On November 2, 1917, as Britain was poised to defeat the Turkish regime that controlled Palestine, the British Foreign Secretary, Arthur James Balfour, issued an official statement recognizing the right of the Jewish people to a national home in the land of Israel. The rare document seen here, on display to the public for the first time, was the basis for the text that has gone down in history as the Balfour Declaration. It is fitting that this document, which helped lay the groundwork for such a pivotal moment, be unveiled in an exhibition devoted to a man who saw his life's work as a crucial component of the Zionist enterprise.

The Balfour Declaration was the outcome of prolonged negotiations involving Anglo-Jewish notables and Zionist activists, led by Dr. Chaim Weizmann, who was acquainted with the Foreign Secretary. Lord Balfour had asked Weizmann to formulate a proposal expressing the sentiments of the Zionist Organization.


A committee that included Weizmann and other Zionist leaders considered the question and, on July 17, 1917, convened in the Imperial Hotel in London and agreed on a draft proposal: "H[is] M[ajesty's] G[overnment] accepts the principle that Palestine should be reconstituted as the Nat[ional] Home of the J[ewish] P[eople]. HMG will use its best efforts to secure the achievement of this object, and will discuss the necessary methods and means with the Z[ionist] O[rganization]."

On November 2, two weeks after British forces entered Palestine, Lord Balfour issued the hoped-for declaration in the form of a letter addressed to Lord Rothschild, the unofficial leader of Anglo-Jewry. The July 17 draft proposal formed the basis of Balfour's text, with some revision and a significant addition: "His Majesty's Government view with favour the establishment in Palestine of a national home for the Jewish people, and will use their best endeavours to facilitate the achievement of this object, it being clearly understood that nothing shall be done which may prejudice the civil and religious rights of existing non-Jewish communities in Palestine, or the rights and political status enjoyed by Jews in any other country." The Balfour Declaration laid the legal foundation for intensive Zionist activity and widespread Jewish immigration.
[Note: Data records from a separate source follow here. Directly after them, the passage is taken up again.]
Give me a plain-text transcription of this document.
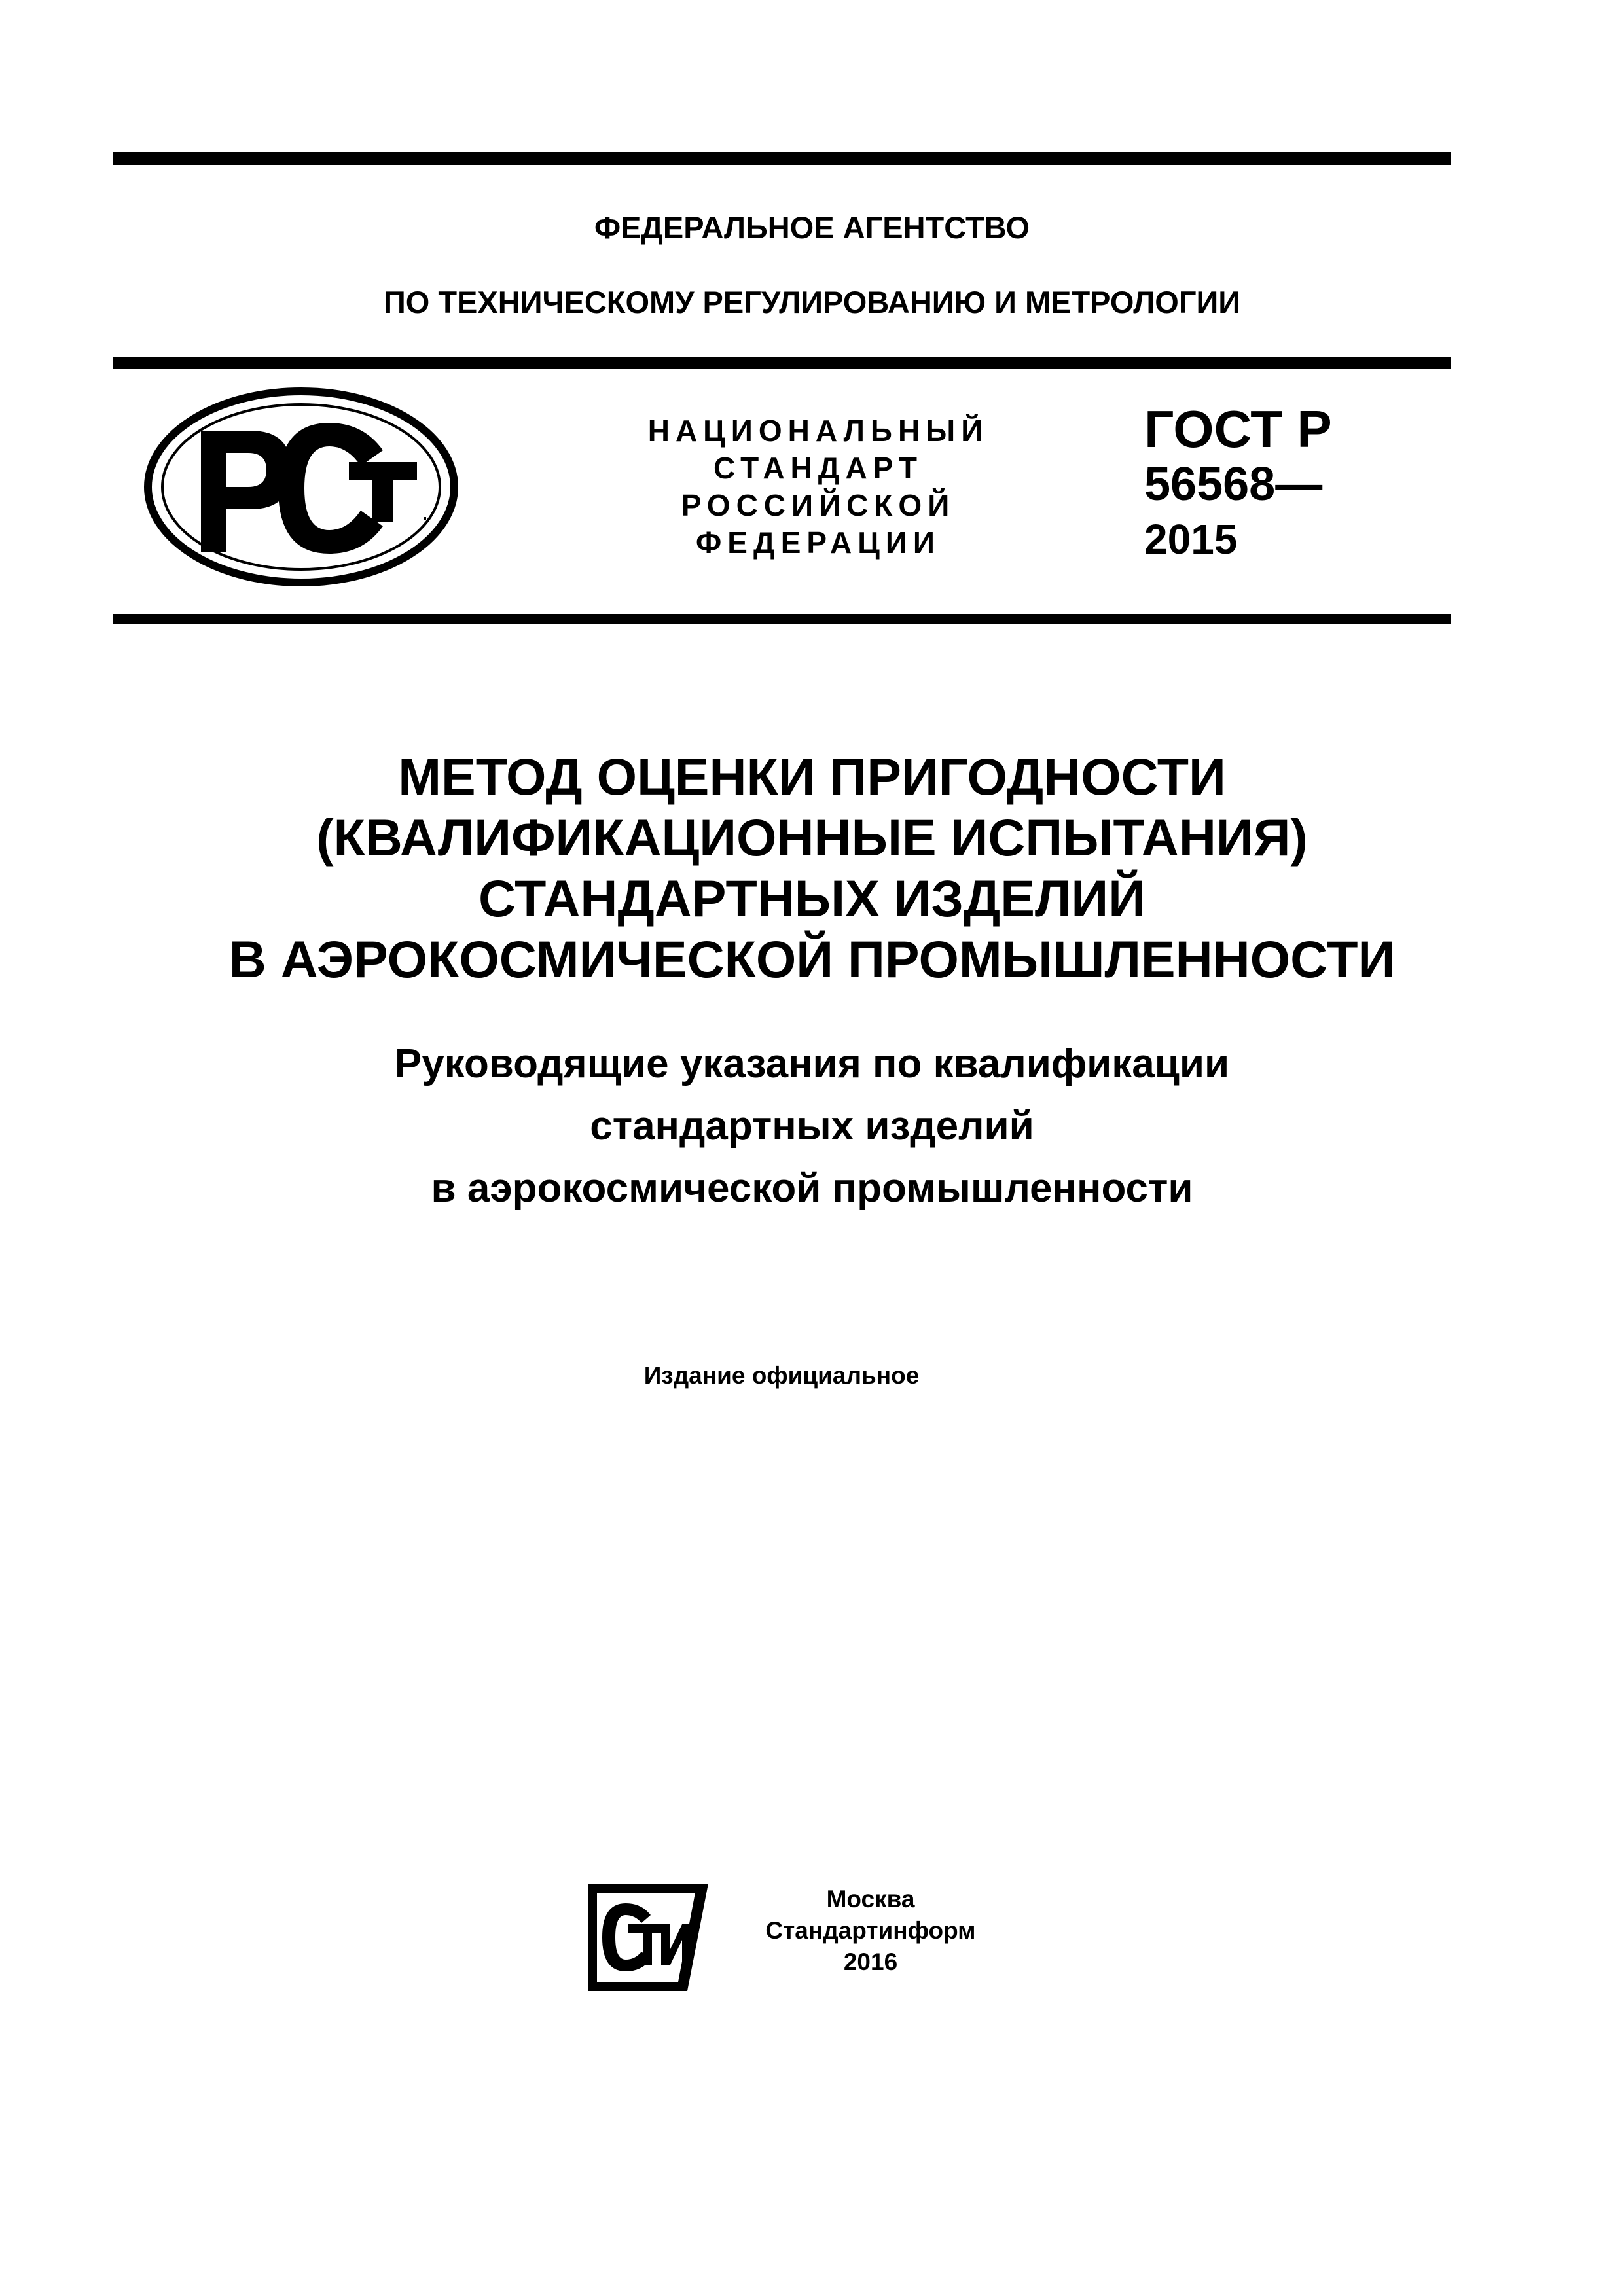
ФЕДЕРАЛЬНОЕ АГЕНТСТВО
ПО ТЕХНИЧЕСКОМУ РЕГУЛИРОВАНИЮ И МЕТРОЛОГИИ
НАЦИОНАЛЬНЫЙ
СТАНДАРТ
РОССИЙСКОЙ
ФЕДЕРАЦИИ
ГОСТ Р
56568—
2015
МЕТОД ОЦЕНКИ ПРИГОДНОСТИ
(КВАЛИФИКАЦИОННЫЕ ИСПЫТАНИЯ)
СТАНДАРТНЫХ ИЗДЕЛИЙ
В АЭРОКОСМИЧЕСКОЙ ПРОМЫШЛЕННОСТИ
Руководящие указания по квалификации
стандартных изделий
в аэрокосмической промышленности
Издание официальное
Москва
Стандартинформ
2016
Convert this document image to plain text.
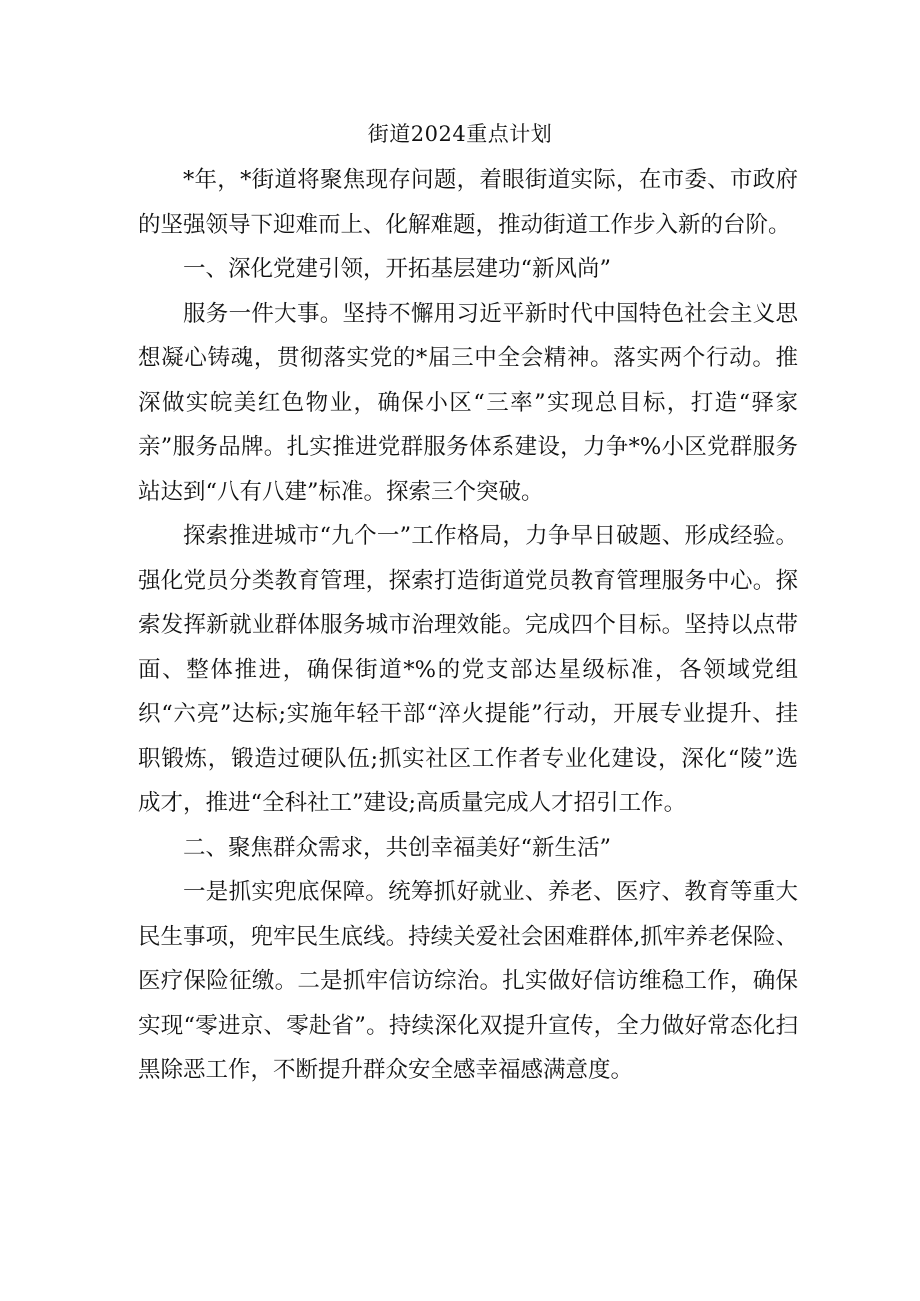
街道2024重点计划

*年，*街道将聚焦现存问题，着眼街道实际，在市委、市政府的坚强领导下迎难而上、化解难题，推动街道工作步入新的台阶。

一、深化党建引领，开拓基层建功“新风尚”

服务一件大事。坚持不懈用习近平新时代中国特色社会主义思想凝心铸魂，贯彻落实党的*届三中全会精神。落实两个行动。推深做实皖美红色物业，确保小区“三率”实现总目标，打造“驿家亲”服务品牌。扎实推进党群服务体系建设，力争*%小区党群服务站达到“八有八建”标准。探索三个突破。

探索推进城市“九个一”工作格局，力争早日破题、形成经验。强化党员分类教育管理，探索打造街道党员教育管理服务中心。探索发挥新就业群体服务城市治理效能。完成四个目标。坚持以点带面、整体推进，确保街道*%的党支部达星级标准，各领域党组织“六亮”达标;实施年轻干部“淬火提能”行动，开展专业提升、挂职锻炼，锻造过硬队伍;抓实社区工作者专业化建设，深化“陵”选成才，推进“全科社工”建设;高质量完成人才招引工作。

二、聚焦群众需求，共创幸福美好“新生活”

一是抓实兜底保障。统筹抓好就业、养老、医疗、教育等重大民生事项，兜牢民生底线。持续关爱社会困难群体,抓牢养老保险、医疗保险征缴。二是抓牢信访综治。扎实做好信访维稳工作，确保实现“零进京、零赴省”。持续深化双提升宣传，全力做好常态化扫黑除恶工作，不断提升群众安全感幸福感满意度。
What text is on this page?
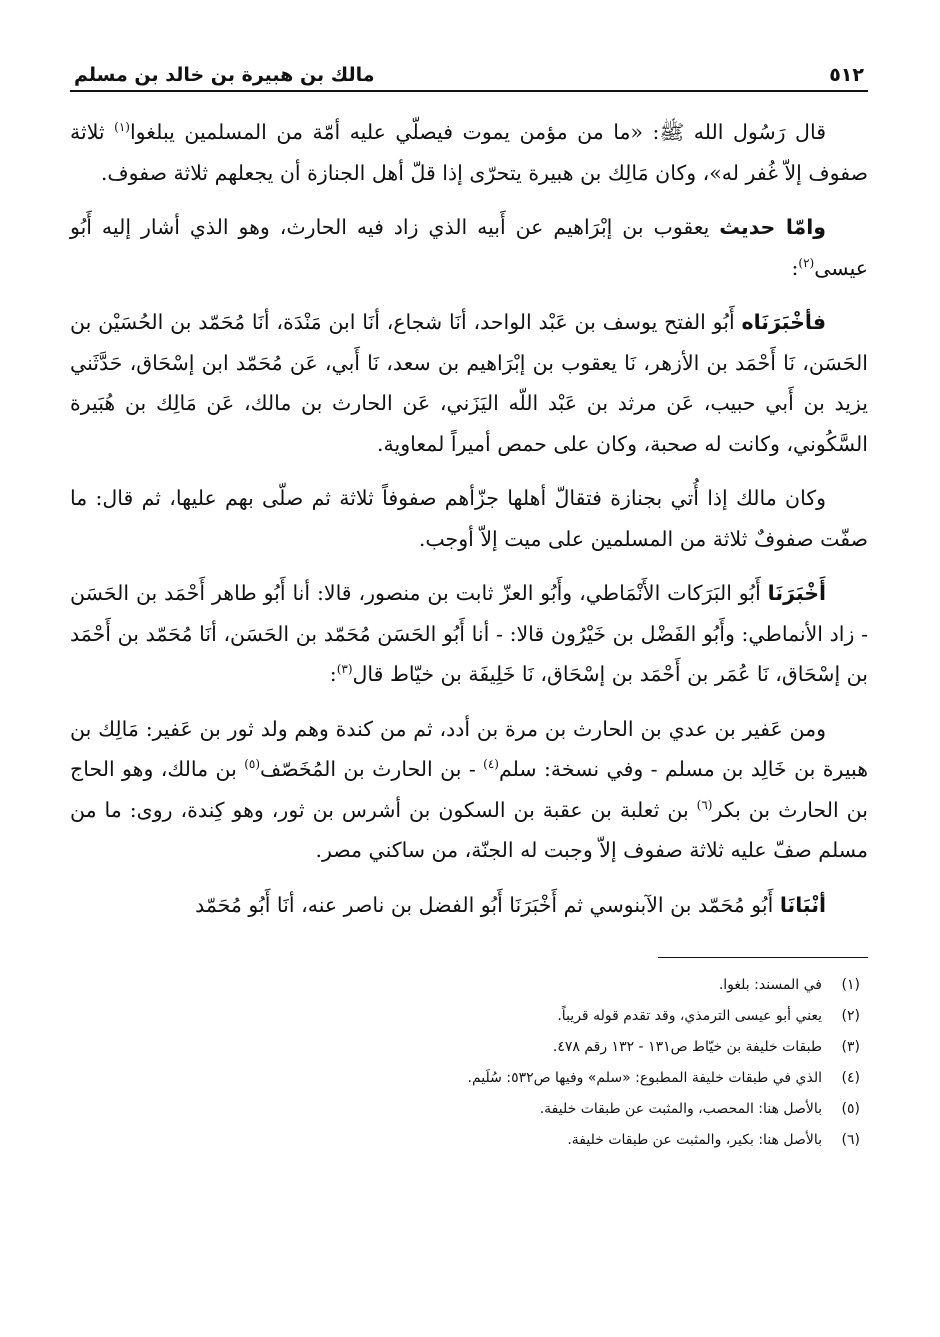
٥١٢
مالك بن هبيرة بن خالد بن مسلم

قال رَسُول الله ﷺ: «ما من مؤمن يموت فيصلّي عليه أمّة من المسلمين يبلغوا$^{(١)}$ ثلاثة صفوف إلاّ غُفر له»، وكان مَالِك بن هبيرة يتحرّى إذا قلّ أهل الجنازة أن يجعلهم ثلاثة صفوف.

وامّا حديث يعقوب بن إبْرَاهيم عن أَبيه الذي زاد فيه الحارث، وهو الذي أشار إليه أَبُو عيسى$^{(٢)}$:

فأخْبَرَنَاه أَبُو الفتح يوسف بن عَبْد الواحد، أنَا شجاع، أنَا ابن مَنْدَة، أنَا مُحَمّد بن الحُسَيْن بن الحَسَن، نَا أَحْمَد بن الأزهر، نَا يعقوب بن إبْرَاهيم بن سعد، نَا أَبي، عَن مُحَمّد ابن إسْحَاق، حَدَّثَني يزيد بن أَبي حبيب، عَن مرثد بن عَبْد اللّه اليَزَني، عَن الحارث بن مالك، عَن مَالِك بن هُبَيرة السَّكُوني، وكانت له صحبة، وكان على حمص أميراً لمعاوية.

وكان مالك إذا أُتي بجنازة فتقالّ أهلها جزّأهم صفوفاً ثلاثة ثم صلّى بهم عليها، ثم قال: ما صفّت صفوفٌ ثلاثة من المسلمين على ميت إلاّ أوجب.

أَخْبَرَنَا أَبُو البَرَكات الأَنْمَاطي، وأَبُو العزّ ثابت بن منصور، قالا: أنا أَبُو طاهر أَحْمَد بن الحَسَن - زاد الأنماطي: وأَبُو الفَضْل بن خَيْرُون قالا: - أنا أَبُو الحَسَن مُحَمّد بن الحَسَن، أنَا مُحَمّد بن أَحْمَد بن إسْحَاق، نَا عُمَر بن أَحْمَد بن إسْحَاق، نَا خَلِيفَة بن خيّاط قال$^{(٣)}$:

ومن عَفير بن عدي بن الحارث بن مرة بن أدد، ثم من كندة وهم ولد ثور بن عَفير: مَالِك بن هبيرة بن خَالِد بن مسلم - وفي نسخة: سلم$^{(٤)}$ - بن الحارث بن المُخَصّف$^{(٥)}$ بن مالك، وهو الحاج بن الحارث بن بكر$^{(٦)}$ بن ثعلبة بن عقبة بن السكون بن أشرس بن ثور، وهو كِندة، روى: ما من مسلم صفّ عليه ثلاثة صفوف إلاّ وجبت له الجنّة، من ساكني مصر.

أنْبَانَا أَبُو مُحَمّد بن الآبنوسي ثم أَخْبَرَنَا أَبُو الفضل بن ناصر عنه، أنَا أَبُو مُحَمّد

(١)
في المسند: بلغوا.
(٢)
يعني أبو عيسى الترمذي، وقد تقدم قوله قريباً.
(٣)
طبقات خليفة بن خيّاط ص١٣١ - ١٣٢ رقم ٤٧٨.
(٤)
الذي في طبقات خليفة المطبوع: «سلم» وفيها ص٥٣٢: سُلَيم.
(٥)
بالأصل هنا: المحصب، والمثبت عن طبقات خليفة.
(٦)
بالأصل هنا: بكير، والمثبت عن طبقات خليفة.
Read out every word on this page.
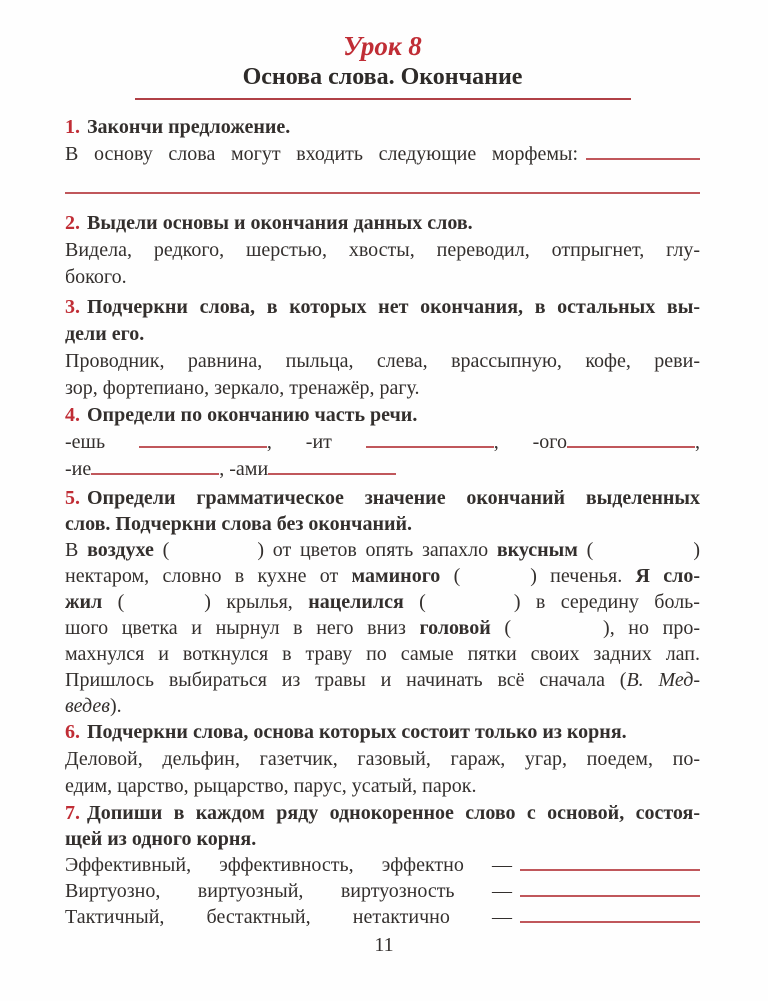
Урок 8
Основа слова. Окончание

1. Закончи предложение.

В основу слова могут входить следующие морфемы:

2. Выдели основы и окончания данных слов.

Видела, редкого, шерстью, хвосты, переводил, отпрыгнет, глу-

бокого.

3. Подчеркни слова, в которых нет окончания, в остальных вы-

дели его.

Проводник, равнина, пыльца, слева, врассыпную, кофе, реви-

зор, фортепиано, зеркало, тренажёр, рагу.

4. Определи по окончанию часть речи.

-ешь	, -ит	, -ого	,

-ие	, -ами

5. Определи грамматическое значение окончаний выделенных

слов. Подчеркни слова без окончаний.

В воздухе (	) от цветов опять запахло вкусным (	)

нектаром, словно в кухне от маминого (	) печенья. Я сло-

жил (	) крылья, нацелился (	) в середину боль-

шого цветка и нырнул в него вниз головой (	), но про-

махнулся и воткнулся в траву по самые пятки своих задних лап.

Пришлось выбираться из травы и начинать всё сначала (В. Мед-

ведев).

6. Подчеркни слова, основа которых состоит только из корня.

Деловой, дельфин, газетчик, газовый, гараж, угар, поедем, по-

едим, царство, рыцарство, парус, усатый, парок.

7. Допиши в каждом ряду однокоренное слово с основой, состоя-

щей из одного корня.

Эффективный, эффективность, эффектно —

Виртуозно, виртуозный, виртуозность —

Тактичный, бестактный, нетактично —

11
Boris Schatz, in Turkish custody in Damascus in the winter of 1917, later recalled: "Suddenly the sun broke through the black clouds: Jerusalem liberated! The Balfour Declaration! The Return to Zion had begun! It is as though we were in a dream; and then I heard a voice, a great voice crying in the wilderness: Prepare ye the way, make straight a road." Students at the Bezalel School crafted gifts for Lord Balfour; Schatz himself, inspired by the news, returned to the book he was writing with renewed vigor. In 1918 he completed his novella Jerusalem Rebuilt, a utopian vision of the land of Israel in the year 2018.